Congestion Charge Zone and Ultra-Low Emission zone
A more contentious policy though, is the Ultra-Low Emission Zone which comes into action in April 2019 and will require drivers of the dirtiest vehicles to pay up to £24 a day to enter Central London. This replaces the T-charge, which is only enforced in peak times, whilst the ULEZ will be in operation twenty-four hours a day, seven days a week. Critics say that its expansion will be “the final straw for small businesses”. Nevertheless, this is far from an isolated strategy. Hackney and Islington councils have now introduced a similar scheme on nine different roads in a bid to “reclaim the streets” from polluting vehicles.
As local governments crack down on city centre driving, the walkable cities movement is perhaps the natural progression of this trend. Earlier this year, Zaha Hadid Architects presented a drastic and innovative smart cities design for “Walkable London”. Proposing a full-scale network of pedestrianised routes, the firm outlined the creation of “corridors of activation across the capital”. The architects differentiate this from the typical European model of a pedestrianised historical quarter and all other areas as motor vehicle routes. The aim of the integrated network is to allow walking to be a clean, pleasant and viable mode of transport through Central London.
Another recent proposal is the London Highline. following the famous New York walkway. The project promises a “green artery” between Camden and Kings Cross and a “park in the sky”. Proposals are currently being developed by a collection of innovative firms, including an Insider London partner, Architecture00.

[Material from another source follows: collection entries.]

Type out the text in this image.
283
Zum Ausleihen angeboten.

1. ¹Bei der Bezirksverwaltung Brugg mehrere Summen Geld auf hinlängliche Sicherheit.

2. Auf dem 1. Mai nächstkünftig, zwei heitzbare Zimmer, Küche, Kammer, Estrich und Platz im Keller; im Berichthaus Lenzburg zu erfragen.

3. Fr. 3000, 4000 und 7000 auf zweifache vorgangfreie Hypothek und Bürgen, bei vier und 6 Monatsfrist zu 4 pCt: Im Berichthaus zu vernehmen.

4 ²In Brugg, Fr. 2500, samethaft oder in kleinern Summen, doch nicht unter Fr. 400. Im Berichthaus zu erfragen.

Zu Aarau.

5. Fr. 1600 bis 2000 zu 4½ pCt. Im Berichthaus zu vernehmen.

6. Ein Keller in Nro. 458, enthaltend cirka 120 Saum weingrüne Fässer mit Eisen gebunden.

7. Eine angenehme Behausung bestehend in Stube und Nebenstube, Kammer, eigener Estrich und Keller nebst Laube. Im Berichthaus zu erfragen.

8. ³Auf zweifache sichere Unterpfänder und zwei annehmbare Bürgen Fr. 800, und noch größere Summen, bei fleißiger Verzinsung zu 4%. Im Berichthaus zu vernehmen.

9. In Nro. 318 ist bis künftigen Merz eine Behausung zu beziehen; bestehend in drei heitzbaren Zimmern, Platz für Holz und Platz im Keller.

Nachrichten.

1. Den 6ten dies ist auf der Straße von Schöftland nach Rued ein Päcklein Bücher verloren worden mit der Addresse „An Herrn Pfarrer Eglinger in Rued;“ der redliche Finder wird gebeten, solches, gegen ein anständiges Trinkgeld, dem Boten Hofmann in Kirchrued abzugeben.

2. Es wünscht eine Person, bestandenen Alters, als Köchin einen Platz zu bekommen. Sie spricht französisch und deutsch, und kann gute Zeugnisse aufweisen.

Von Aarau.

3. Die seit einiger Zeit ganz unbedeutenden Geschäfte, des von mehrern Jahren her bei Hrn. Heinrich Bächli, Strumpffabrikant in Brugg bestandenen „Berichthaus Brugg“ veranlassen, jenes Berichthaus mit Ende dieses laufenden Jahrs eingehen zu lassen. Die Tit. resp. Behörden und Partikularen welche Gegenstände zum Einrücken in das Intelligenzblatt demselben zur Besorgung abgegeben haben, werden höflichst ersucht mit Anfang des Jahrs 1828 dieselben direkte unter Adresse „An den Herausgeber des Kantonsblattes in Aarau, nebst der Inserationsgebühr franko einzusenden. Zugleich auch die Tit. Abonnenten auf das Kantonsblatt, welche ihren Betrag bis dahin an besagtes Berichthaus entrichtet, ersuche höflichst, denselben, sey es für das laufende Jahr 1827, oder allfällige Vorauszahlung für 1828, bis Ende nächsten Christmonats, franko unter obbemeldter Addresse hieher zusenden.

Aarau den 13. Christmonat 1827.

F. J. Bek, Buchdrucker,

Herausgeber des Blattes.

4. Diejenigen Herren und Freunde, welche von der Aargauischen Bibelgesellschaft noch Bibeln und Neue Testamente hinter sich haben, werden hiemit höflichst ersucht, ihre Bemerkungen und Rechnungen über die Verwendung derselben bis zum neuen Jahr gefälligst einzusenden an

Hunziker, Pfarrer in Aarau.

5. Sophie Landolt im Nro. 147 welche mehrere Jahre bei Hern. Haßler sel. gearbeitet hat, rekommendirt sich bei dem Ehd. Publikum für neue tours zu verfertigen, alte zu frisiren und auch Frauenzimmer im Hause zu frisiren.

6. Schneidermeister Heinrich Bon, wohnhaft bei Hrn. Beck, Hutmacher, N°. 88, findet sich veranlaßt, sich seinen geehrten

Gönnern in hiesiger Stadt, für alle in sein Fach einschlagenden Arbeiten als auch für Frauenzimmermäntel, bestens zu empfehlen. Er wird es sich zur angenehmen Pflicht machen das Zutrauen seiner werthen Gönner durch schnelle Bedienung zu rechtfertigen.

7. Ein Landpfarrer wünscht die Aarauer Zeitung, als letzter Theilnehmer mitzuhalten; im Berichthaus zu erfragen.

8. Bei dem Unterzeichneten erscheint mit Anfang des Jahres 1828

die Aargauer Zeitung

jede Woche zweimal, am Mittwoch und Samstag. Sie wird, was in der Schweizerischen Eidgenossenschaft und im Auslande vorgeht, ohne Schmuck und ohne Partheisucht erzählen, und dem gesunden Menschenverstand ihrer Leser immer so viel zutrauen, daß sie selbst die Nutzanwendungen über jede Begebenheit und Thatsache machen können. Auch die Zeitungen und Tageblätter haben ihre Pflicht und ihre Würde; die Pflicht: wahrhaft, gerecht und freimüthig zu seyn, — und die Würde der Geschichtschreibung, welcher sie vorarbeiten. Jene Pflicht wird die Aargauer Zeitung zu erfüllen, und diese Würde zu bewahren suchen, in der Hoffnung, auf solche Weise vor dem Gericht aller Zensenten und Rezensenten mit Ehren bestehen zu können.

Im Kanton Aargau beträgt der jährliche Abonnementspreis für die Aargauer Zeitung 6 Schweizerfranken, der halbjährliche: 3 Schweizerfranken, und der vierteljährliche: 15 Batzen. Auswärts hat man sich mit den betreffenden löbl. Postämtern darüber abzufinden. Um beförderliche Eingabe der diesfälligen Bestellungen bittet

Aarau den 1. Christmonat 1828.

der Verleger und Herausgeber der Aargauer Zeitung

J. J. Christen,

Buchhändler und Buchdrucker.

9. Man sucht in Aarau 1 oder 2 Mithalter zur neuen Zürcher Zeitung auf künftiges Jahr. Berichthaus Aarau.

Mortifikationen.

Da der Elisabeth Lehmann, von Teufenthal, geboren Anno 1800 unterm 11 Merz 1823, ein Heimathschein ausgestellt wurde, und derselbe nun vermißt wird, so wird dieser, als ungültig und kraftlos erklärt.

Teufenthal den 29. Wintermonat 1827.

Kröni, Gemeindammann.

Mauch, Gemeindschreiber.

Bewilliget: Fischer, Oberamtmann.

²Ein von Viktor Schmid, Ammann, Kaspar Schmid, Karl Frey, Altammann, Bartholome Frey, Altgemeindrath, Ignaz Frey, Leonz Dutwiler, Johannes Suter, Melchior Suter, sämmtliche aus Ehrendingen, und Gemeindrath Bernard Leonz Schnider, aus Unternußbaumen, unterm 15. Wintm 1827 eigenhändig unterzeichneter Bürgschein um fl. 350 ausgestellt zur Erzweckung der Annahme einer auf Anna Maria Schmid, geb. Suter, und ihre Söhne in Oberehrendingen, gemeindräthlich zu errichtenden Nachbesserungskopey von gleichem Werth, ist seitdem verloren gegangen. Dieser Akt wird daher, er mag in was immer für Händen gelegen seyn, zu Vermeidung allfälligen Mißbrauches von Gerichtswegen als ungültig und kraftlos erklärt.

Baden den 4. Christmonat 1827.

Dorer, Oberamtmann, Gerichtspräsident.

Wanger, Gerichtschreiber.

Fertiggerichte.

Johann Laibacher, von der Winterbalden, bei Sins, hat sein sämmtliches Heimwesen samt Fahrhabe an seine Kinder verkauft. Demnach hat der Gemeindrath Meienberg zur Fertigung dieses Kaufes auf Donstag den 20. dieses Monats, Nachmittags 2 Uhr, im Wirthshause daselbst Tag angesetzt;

In terms of concrete action, September 22nd saw 49 London roads close as part of World Car Free day, in a bid to address pollution and build stronger communities. Other actions have been more problematic, such as the battle between the London Mayor and Westminster Council over plans to fully-pedestrianise Oxford Street. Proposals and media coverage focused on the high air pollution levels in the area, as well as over-crowdedness and safety concerns on the busy street. Westminster Council, on the other hand, cite concerns from local residents and say it will push traffic onto nearby streets.
Khan also made an economic argument, having previously suggested that people are more likely to notice and frequent small and independent businesses when travelling by bicycle or on foot. With this logic applied to Oxford Street, Khan accuses Westminster Council of putting the shopping hub at risk in the age of e-commerce. His supporters cite the profitable pave-over of Carnaby Street) and the 57% increase in footfall on Regents Street during temporary pedestrianisation.
The debate continues and full-scale pedestrianisation seems currently out of reach as the Council of Westminster scrapped the scheme a few months ago. Nevertheless with increased public pressure to act on air pollution, and increasing numbers of innovative design firms adding their voices to public discourse, perhaps we will see a more “Walkable London” yet.